Let the function $$f(x) = \frac{x}{3} + \frac{3}{x} + 3$$, $$x \ne 0$$ be strictly increasing in $$(-\infty, \alpha_1) \cup (\alpha_2, \infty)$$ and strictly decreasing in $$(\alpha_3, \alpha_4) \cup (\alpha_4, \alpha_5)$$. Then $$\sum_{i=1}^{5} \alpha_i^2$$ is equal to :

The given function is $$f(x)=\frac{x}{3}+\frac{3}{x}+3,\;x\neq 0$$.

Step 1: Find the derivative and its critical points
Using the rule $$\frac{d}{dx}\left(\frac{k}{x}\right)=-\frac{k}{x^{2}}$$, we get
$$f'(x)=\frac{1}{3}-\frac{3}{x^{2}}.$$ Set $$f'(x)=0$$ to locate stationary points:
$$\frac{1}{3}-\frac{3}{x^{2}}=0 \;\Longrightarrow\; \frac{1}{3}=\frac{3}{x^{2}} \;\Longrightarrow\; x^{2}=9 \;\Longrightarrow\; x=\pm 3.$$ Thus the only stationary points are $$x=-3$$ and $$x=3$$. In addition, $$f(x)$$ is not defined at $$x=0$$, so $$x=0$$ also separates intervals.

Step 2: Sign of $$f'(x)$$ in each interval
We test one value from each of the four regions determined by $$x=-3,0,3$$.

For $$x\lt -3$$, take $$x=-4$$:
$$f'(-4)=\frac{1}{3}-\frac{3}{16}\approx 0.145\gt 0,$$ so $$f'(x)\gt 0$$ in $$(-\infty,-3)$$ ⇒ increasing.
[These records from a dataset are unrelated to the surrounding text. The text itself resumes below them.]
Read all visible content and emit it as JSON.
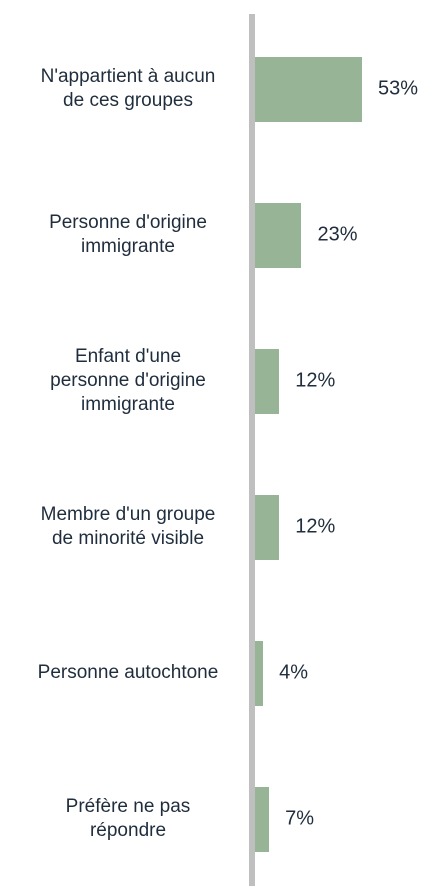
{
  "chart_data": {
    "type": "bar",
    "orientation": "horizontal",
    "categories": [
      "N'appartient à aucun\nde ces groupes",
      "Personne d'origine\nimmigrante",
      "Enfant d'une\npersonne d'origine\nimmigrante",
      "Membre d'un groupe\nde minorité visible",
      "Personne autochtone",
      "Préfère ne pas\nrépondre"
    ],
    "values": [
      53,
      23,
      12,
      12,
      4,
      7
    ],
    "value_labels": [
      "53%",
      "23%",
      "12%",
      "12%",
      "4%",
      "7%"
    ],
    "color": "#98b496"
  }
}
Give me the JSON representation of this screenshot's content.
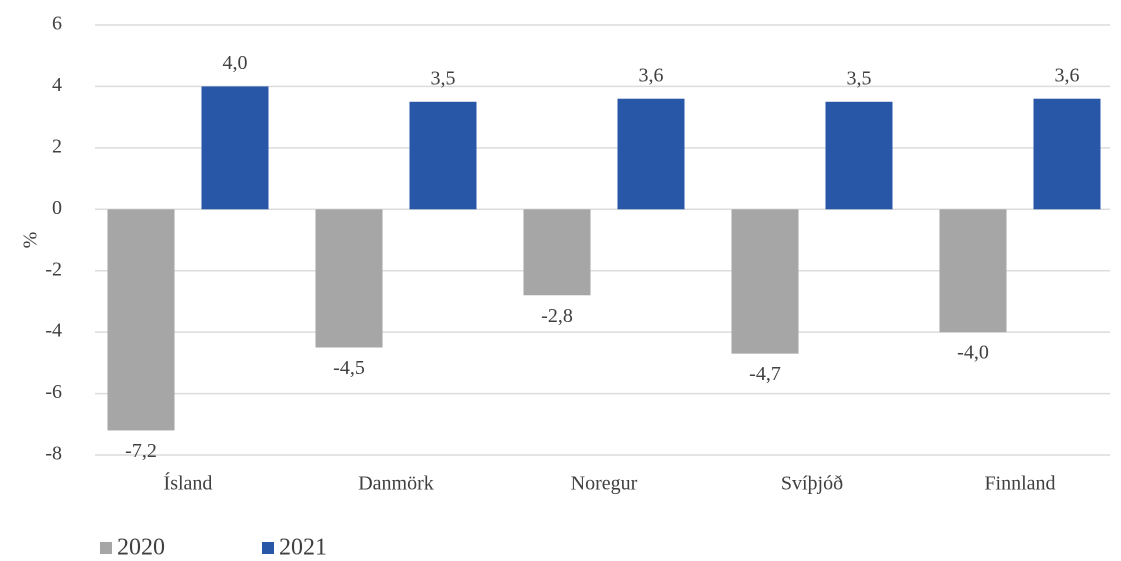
{
  "chart_data": {
    "type": "bar",
    "y_label": "%",
    "categories": [
      "Ísland",
      "Danmörk",
      "Noregur",
      "Svíþjóð",
      "Finnland"
    ],
    "series": [
      {
        "name": "2020",
        "color": "#a6a6a6",
        "values": [
          -7.2,
          -4.5,
          -2.8,
          -4.7,
          -4.0
        ],
        "value_labels": [
          "-7,2",
          "-4,5",
          "-2,8",
          "-4,7",
          "-4,0"
        ]
      },
      {
        "name": "2021",
        "color": "#2957a8",
        "values": [
          4.0,
          3.5,
          3.6,
          3.5,
          3.6
        ],
        "value_labels": [
          "4,0",
          "3,5",
          "3,6",
          "3,5",
          "3,6"
        ]
      }
    ],
    "ylim": [
      -8,
      6
    ],
    "yticks": [
      -8,
      -6,
      -4,
      -2,
      0,
      2,
      4,
      6
    ],
    "grid": true,
    "legend": "bottom-left"
  }
}
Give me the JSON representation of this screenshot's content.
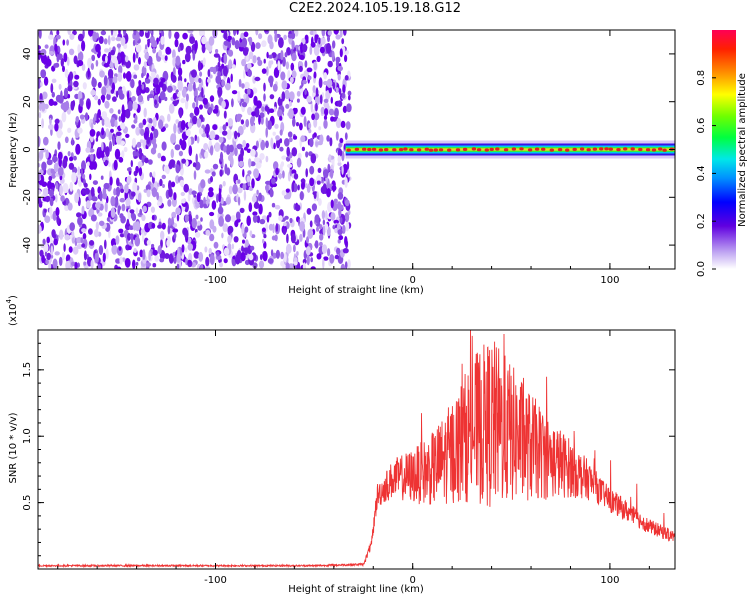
{
  "title": "C2E2.2024.105.19.18.G12",
  "colors": {
    "signal": "#e02020",
    "snr_line": "#ee3333"
  },
  "chart_data": [
    {
      "type": "heatmap",
      "xlabel": "Height of straight line (km)",
      "ylabel": "Frequency (Hz)",
      "xlim": [
        -190,
        133
      ],
      "ylim": [
        -50,
        50
      ],
      "xticks": [
        -100,
        0,
        100
      ],
      "xtick_labels": [
        "-100",
        "0",
        "100"
      ],
      "yticks": [
        -40,
        -20,
        0,
        20,
        40
      ],
      "ytick_labels": [
        "-40",
        "-20",
        "0",
        "20",
        "40"
      ],
      "noise_region_x": [
        -190,
        -34
      ],
      "signal_line": {
        "x_start": -34,
        "x_end": 133,
        "frequency": 0
      },
      "colorbar": {
        "label": "Normalized spectral amplitude",
        "range": [
          0,
          1
        ],
        "ticks": [
          0.0,
          0.2,
          0.4,
          0.6,
          0.8
        ],
        "tick_labels": [
          "0.0",
          "0.2",
          "0.4",
          "0.6",
          "0.8"
        ]
      },
      "grid": false
    },
    {
      "type": "line",
      "xlabel": "Height of straight line (km)",
      "ylabel": "SNR (10 * v/v)",
      "y_multiplier": "(x10",
      "y_multiplier_exp": "4",
      "xlim": [
        -190,
        133
      ],
      "ylim": [
        0,
        18000
      ],
      "xticks": [
        -100,
        0,
        100
      ],
      "xtick_labels": [
        "-100",
        "0",
        "100"
      ],
      "yticks": [
        5000,
        10000,
        15000
      ],
      "ytick_labels": [
        "0.5",
        "1.0",
        "1.5"
      ],
      "series": [
        {
          "x": [
            -190,
            -100,
            -50,
            -25,
            -21,
            -18,
            -10,
            0,
            10,
            20,
            30,
            40,
            50,
            60,
            70,
            80,
            90,
            100,
            110,
            120,
            133
          ],
          "y": [
            250,
            250,
            250,
            350,
            1800,
            5500,
            6800,
            7000,
            7500,
            8800,
            10500,
            11000,
            10200,
            9200,
            8300,
            7600,
            6600,
            5200,
            4200,
            3200,
            2400
          ]
        }
      ],
      "grid": false
    }
  ]
}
For $$-3\lt x\lt 0$$, take $$x=-1$$:
$$f'(-1)=\frac{1}{3}-3=-\frac{8}{3}\lt 0,$$ so $$f'(x)\lt 0$$ in $$(-3,0)$$ ⇒ decreasing.

For $$0\lt x\lt 3$$, take $$x=1$$:
$$f'(1)=\frac{1}{3}-3=-\frac{8}{3}\lt 0,$$ so $$f'(x)\lt 0$$ in $$(0,3)$$ ⇒ decreasing.

For $$x\gt 3$$, take $$x=4$$:
$$f'(4)=\frac{1}{3}-\frac{3}{16}\approx 0.146\gt 0,$$ so $$f'(x)\gt 0$$ in $$(3,\infty)$$ ⇒ increasing.

Step 3: Match the intervals with the symbols $$\alpha_i$$
From the sign chart, the intervals of monotonicity are
• Increasing: $$(-\infty,-3)$$ and $$(3,\infty)$$.
• Decreasing: $$(-3,0)$$ and $$(0,3)$$.

The problem states that
  • $$f(x)$$ is strictly increasing in $$(-\infty,\alpha_1)\cup(\alpha_2,\infty)$$,
  • $$f(x)$$ is strictly decreasing in $$(\alpha_3,\alpha_4)\cup(\alpha_4,\alpha_5)$$.

Comparing, we can assign
$$\alpha_1=-3,\qquad \alpha_2=3,$$
$$\alpha_3=-3,\qquad \alpha_4=0,\qquad \alpha_5=3.$$ (The same numerical value may occur for different indices; only the positions in the description matter.)

Step 4: Compute the required sum
$$\sum_{i=1}^{5}\alpha_i^{2} =\alpha_1^{2}+\alpha_2^{2}+\alpha_3^{2}+\alpha_4^{2}+\alpha_5^{2}$$ $$=(-3)^{2}+3^{2}+(-3)^{2}+0^{2}+3^{2}$$ $$=9+9+9+0+9$$ $$=36.$$

Answer: $$\sum_{i=1}^{5}\alpha_i^{2}=36$$, which corresponds to Option D.